Oh dear, this isn’t my kind of book and I don’t know why I even downloaded it! Looking for something to read during lockdown, I saw an advertisement for the book and well, I’m glad I managed to get through it. There were just too many stereotypes for my liking.

Max, the miracle Dog – Kerry Irving ✩✩✩✩

In 2006, a traumatic car accident changed Kerry Irving’s life forever.
 
Suffering from severe neck and back injuries, Kerry was unemployed and housebound, struggling with depression and even thoughts of suicide. He went from cycling over 600 miles a month to becoming a prisoner in his own home.
 
With hope all but lost, Kerry’s wife encouraged him to go on a short walk to the local shop. In the face of unbearable pain and overwhelming panic, he persevered and along the way, met an adorable yard dog named Max. As the Spaniel peered up through the railings, Kerry found comfort and encouragement in his soulful brown eyes. This chance encounter marked a turning point in both their lives.
 
In Max, Kerry found comfort and motivation and in Kerry, Max found someone to care for him. This is their remarkable, inspiring story.

A lovely heart warming read about a dog rescuing a man. Max and Kerry, with Paddy and Harry in tow have a strong following on their Facebook page, Max out in the Lake District.

The Botanist’s Daughter – Kayte Nunn ✩✩✩✩

Present day: Anna is focused on renovating her late grandmother’s house. But when she discovers a box hidden in a wall cavity, containing water colours of exotic plants, an old diary and a handful of seeds, she finds herself thrust into a centuries-old mystery. One that will send her halfway across the world in search of the truth.

1886: Elizabeth Trebithick is determined to fulfill her father’s dying wish and continue his life’s work as an adventurer and plant-hunter. So when she embarks on a perilous journey to discover a rare and miraculous flower, she will discover that the ultimate betrayal can be found even across the seas…

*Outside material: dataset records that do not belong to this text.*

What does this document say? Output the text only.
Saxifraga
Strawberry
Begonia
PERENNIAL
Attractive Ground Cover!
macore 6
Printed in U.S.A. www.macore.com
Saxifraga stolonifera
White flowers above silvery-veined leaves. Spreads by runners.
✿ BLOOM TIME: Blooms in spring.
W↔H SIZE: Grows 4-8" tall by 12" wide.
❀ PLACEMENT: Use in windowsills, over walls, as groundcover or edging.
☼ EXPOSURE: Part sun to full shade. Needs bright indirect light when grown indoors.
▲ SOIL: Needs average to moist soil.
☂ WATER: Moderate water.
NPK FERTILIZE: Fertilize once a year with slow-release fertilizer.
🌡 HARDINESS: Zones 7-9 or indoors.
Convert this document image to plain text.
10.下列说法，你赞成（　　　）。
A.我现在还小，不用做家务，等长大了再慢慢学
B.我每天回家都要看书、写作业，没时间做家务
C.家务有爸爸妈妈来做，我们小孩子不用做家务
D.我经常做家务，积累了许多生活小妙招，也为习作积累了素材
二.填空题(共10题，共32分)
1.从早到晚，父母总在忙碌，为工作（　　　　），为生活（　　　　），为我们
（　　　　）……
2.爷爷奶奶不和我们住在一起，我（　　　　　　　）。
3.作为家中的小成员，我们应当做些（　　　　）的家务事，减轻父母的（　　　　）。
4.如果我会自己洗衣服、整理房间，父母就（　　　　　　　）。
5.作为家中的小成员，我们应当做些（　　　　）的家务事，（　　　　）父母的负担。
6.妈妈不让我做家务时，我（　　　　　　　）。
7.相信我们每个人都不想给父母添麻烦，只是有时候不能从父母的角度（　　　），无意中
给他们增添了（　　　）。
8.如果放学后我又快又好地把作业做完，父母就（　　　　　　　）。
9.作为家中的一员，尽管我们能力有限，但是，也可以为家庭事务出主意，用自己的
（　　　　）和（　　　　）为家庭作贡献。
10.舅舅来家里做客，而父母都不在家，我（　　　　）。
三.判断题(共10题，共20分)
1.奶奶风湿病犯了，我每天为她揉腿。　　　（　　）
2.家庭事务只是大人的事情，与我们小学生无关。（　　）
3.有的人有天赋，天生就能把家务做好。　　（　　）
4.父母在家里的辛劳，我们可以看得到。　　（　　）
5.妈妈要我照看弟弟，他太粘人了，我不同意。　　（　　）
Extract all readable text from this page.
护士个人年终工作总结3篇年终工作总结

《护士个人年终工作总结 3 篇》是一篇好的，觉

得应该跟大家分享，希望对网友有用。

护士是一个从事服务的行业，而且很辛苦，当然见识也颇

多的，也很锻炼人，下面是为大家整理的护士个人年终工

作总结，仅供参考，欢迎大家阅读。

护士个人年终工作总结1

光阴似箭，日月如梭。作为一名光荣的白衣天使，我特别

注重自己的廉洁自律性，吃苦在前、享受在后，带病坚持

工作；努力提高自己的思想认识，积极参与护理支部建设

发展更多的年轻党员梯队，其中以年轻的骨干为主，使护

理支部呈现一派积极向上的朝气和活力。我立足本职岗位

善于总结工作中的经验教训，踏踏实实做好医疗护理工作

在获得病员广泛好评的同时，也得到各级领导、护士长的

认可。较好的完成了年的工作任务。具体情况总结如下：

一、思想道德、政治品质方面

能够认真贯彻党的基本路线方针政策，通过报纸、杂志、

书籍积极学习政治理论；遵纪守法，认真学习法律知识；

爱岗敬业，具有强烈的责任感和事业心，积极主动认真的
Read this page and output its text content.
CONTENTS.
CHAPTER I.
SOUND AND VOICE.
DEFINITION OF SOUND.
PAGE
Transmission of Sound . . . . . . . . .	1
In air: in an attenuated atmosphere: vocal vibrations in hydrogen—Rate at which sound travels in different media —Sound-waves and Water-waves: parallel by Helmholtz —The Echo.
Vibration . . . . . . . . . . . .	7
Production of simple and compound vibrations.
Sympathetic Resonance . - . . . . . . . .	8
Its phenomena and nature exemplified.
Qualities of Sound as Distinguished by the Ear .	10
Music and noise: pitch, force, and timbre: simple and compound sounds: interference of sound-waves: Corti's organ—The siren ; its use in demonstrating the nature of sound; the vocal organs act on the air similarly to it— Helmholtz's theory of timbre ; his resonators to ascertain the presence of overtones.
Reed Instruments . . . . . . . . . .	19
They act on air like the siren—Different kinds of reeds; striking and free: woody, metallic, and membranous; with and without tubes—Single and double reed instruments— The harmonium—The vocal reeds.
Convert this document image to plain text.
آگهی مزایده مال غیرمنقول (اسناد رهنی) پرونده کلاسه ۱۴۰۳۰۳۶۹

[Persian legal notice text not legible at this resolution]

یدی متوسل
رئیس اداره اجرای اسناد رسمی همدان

Two women, separated by centuries. Can one mysterious flower bring them together?

I really enjoyed this book and will look out for more novels by Kayte Nunn. Both female protagonists were likable and the adventure to Chile was exciting. Nunn managed to weave an entertaining narrative with a sad and shocking end.

Holding – Graham Norton ✩✩

The remote Irish village of Duneen has known little drama; and yet its inhabitants are troubled. Sergeant PJ Collins hasn’t always been this overweight; mother of two Brid Riordan hasn’t always been an alcoholic; and elegant Evelyn Ross hasn’t always felt that her life was a total waste. So when human remains are discovered on an old farm, suspected to be that of Tommy Burke – a former love of both Brid and Evelyn – the village’s dark past begins to unravel.

I’m sorry but I didn’t like this sedate bumbling novel by Graham Norton. I found the narrative rather boring and didn’t care what happened to the characters.

Have you read any good books lately, any recommendations?